Reunion Search Myths - Search & Reunion E-Magazine. July 2011 Adoption Month E-mag

Reunion Search Myths

If you're a part of the adoption community or a member of the adoption triad, you have probably heard some reunion search myths. They are shared as if they are fact or common knowledge. These myths may cause you hesitation in beginning or continuing your search. But you should never let these myths stop you. The first step is to research the roots and truths to these myths. Then you'll be well on your way to finding that person or those people for whom you're searching.

Searching is Expensive. Searching can be expensive, but it doesn't have to be. There are so many options when it comes to searching, that you should never feel limited in your choices or because of your finances. One great resource to consider is an online adoption registry. While some of them have a fee, many are free; you just have to know where to look. Free online adoption registries allow you to create your own profile, visible to those also searching, and you can search existing profiles. You never know; this could be all it takes to reunite and reconnect.

Receiving help from search angels is another great option to consider. Some charge, but many search angels assist you for free. They can help you track down birth records, important papers and files, and find the person for whom you're looking. Many search angels have amazing connections that can really help your search move forward quickly and efficiently.

Another great resource available to you is social networking. People from around the world create profiles on the popular social networking sites, and many of these sites are free. Use the information you have to search through profiles and bring yourself one step closer to reconnection. It's quick, easy, and free; it's worth a try.

Searchers are Miserable. Some believe that the only reason adoptees or birth families search is because the searchers are miserable. This isn't always the case. Yes, there are some who search who are unhappy with life, but this isn't true for all searchers. Many searchers are happy with their lives, but they want to find out about their past or about biological family--whether that's for health reasons or just wanting an update.

Being miserable has nothing to do with wanting to search. For some searchers it's about finding that missing piece or searching for medical information. For others it's about finding out where they came from and why they were placed. It could also be because they just want to solve the mystery or find out if they have brothers and sisters.

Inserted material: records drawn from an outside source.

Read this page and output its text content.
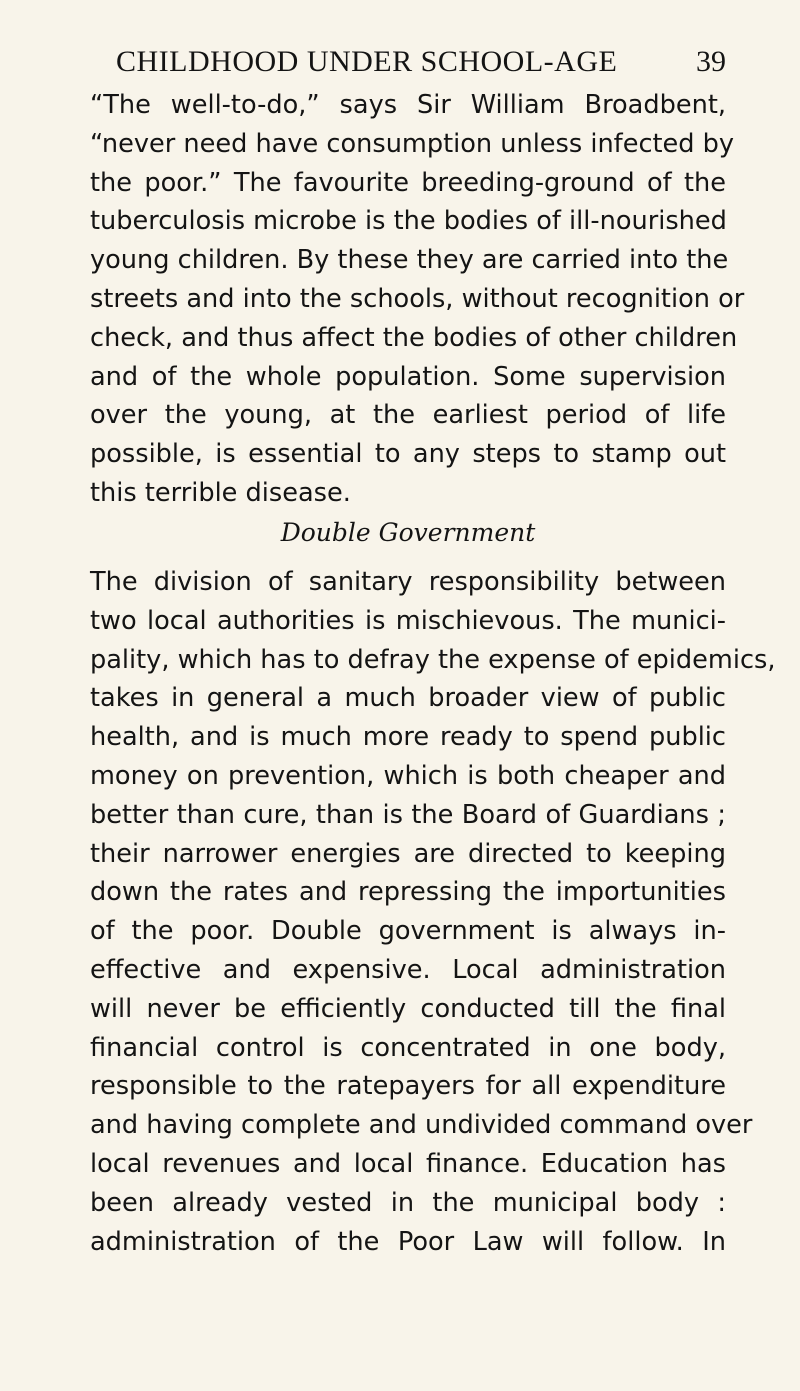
CHILDHOOD UNDER SCHOOL-AGE	39
“The well-to-do,” says Sir William Broadbent,
“never need have consumption unless infected by
the poor.” The favourite breeding-ground of the
tuberculosis microbe is the bodies of ill-nourished
young children. By these they are carried into the
streets and into the schools, without recognition or
check, and thus affect the bodies of other children
and of the whole population. Some supervision
over the young, at the earliest period of life
possible, is essential to any steps to stamp out
this terrible disease.
Double Government
The division of sanitary responsibility between
two local authorities is mischievous. The munici-
pality, which has to defray the expense of epidemics,
takes in general a much broader view of public
health, and is much more ready to spend public
money on prevention, which is both cheaper and
better than cure, than is the Board of Guardians ;
their narrower energies are directed to keeping
down the rates and repressing the importunities
of the poor. Double government is always in-
effective and expensive. Local administration
will never be efficiently conducted till the final
financial control is concentrated in one body,
responsible to the ratepayers for all expenditure
and having complete and undivided command over
local revenues and local finance. Education has
been already vested in the municipal body :
administration of the Poor Law will follow. In
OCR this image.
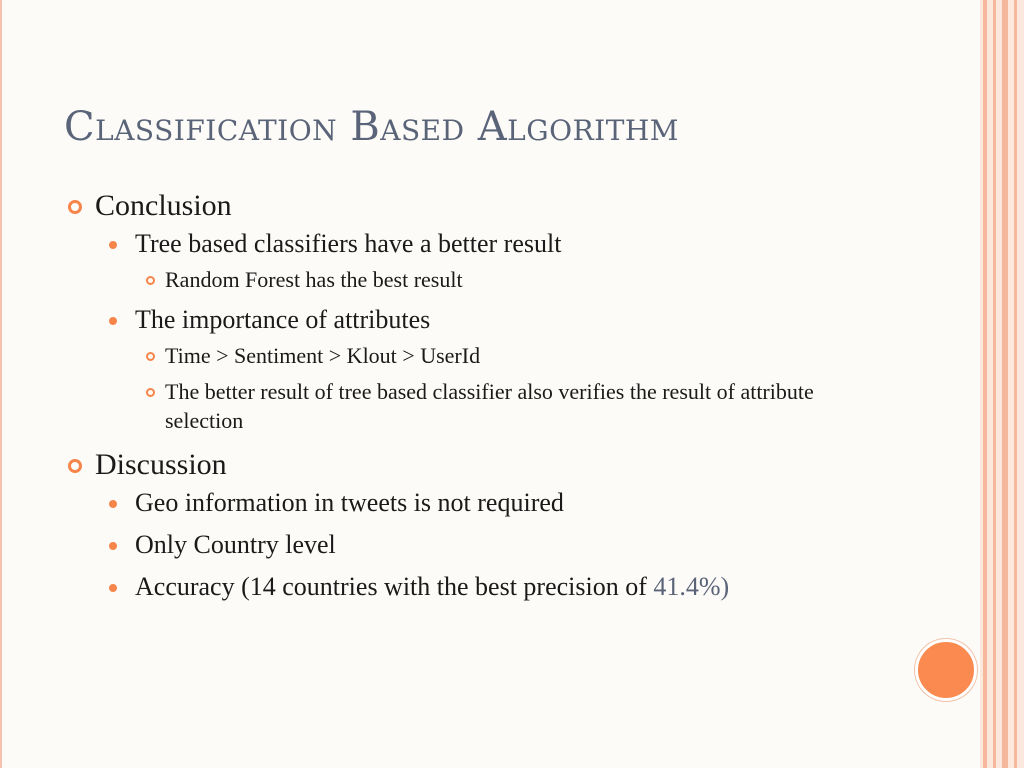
Classification Based Algorithm
Conclusion
Tree based classifiers have a better result
Random Forest has the best result
The importance of attributes
Time > Sentiment > Klout > UserId
The better result of tree based classifier also verifies the result of attribute selection
Discussion
Geo information in tweets is not required
Only Country level
Accuracy (14 countries with the best precision of 41.4%)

It's Unfair to the Adoptive Parents. While adoptive parents may be hurt by a child searching for biological information, it isn't really about the parents. It's about what the adoptee needs. However, if you, as the adoptee, are concerned about hurting your parents, it is best to sit down with them and fully discuss it. This will show respect and appreciation for what they've done for you. Discuss why you want to search and what you're hoping to get out of this journey. Make sure you let them know that this isn't to hurt them or it's because they are bad parents. It's for your own needs to know where you came from, for medical information, or for any other reason. Be honest and open.

Don't let these reunion search myths scare you from beginning or continuing your search. If you have any concerns, talk with adoption professionals, search angels, support group members, or with a counselor. These people can help you more fully understand the reunion process and what that will mean for you and how it can affect your life and your relationships. The search journey is a great time to learn more about yourself. It's more than just finding that person for whom you're searching. It's about finding yourself and discovering your own worth and spot in the world. It can be a journey of self; you just have to have the right perspective. Remember, this journey is all in what you make of it. Start your journey with hope, happiness, and love.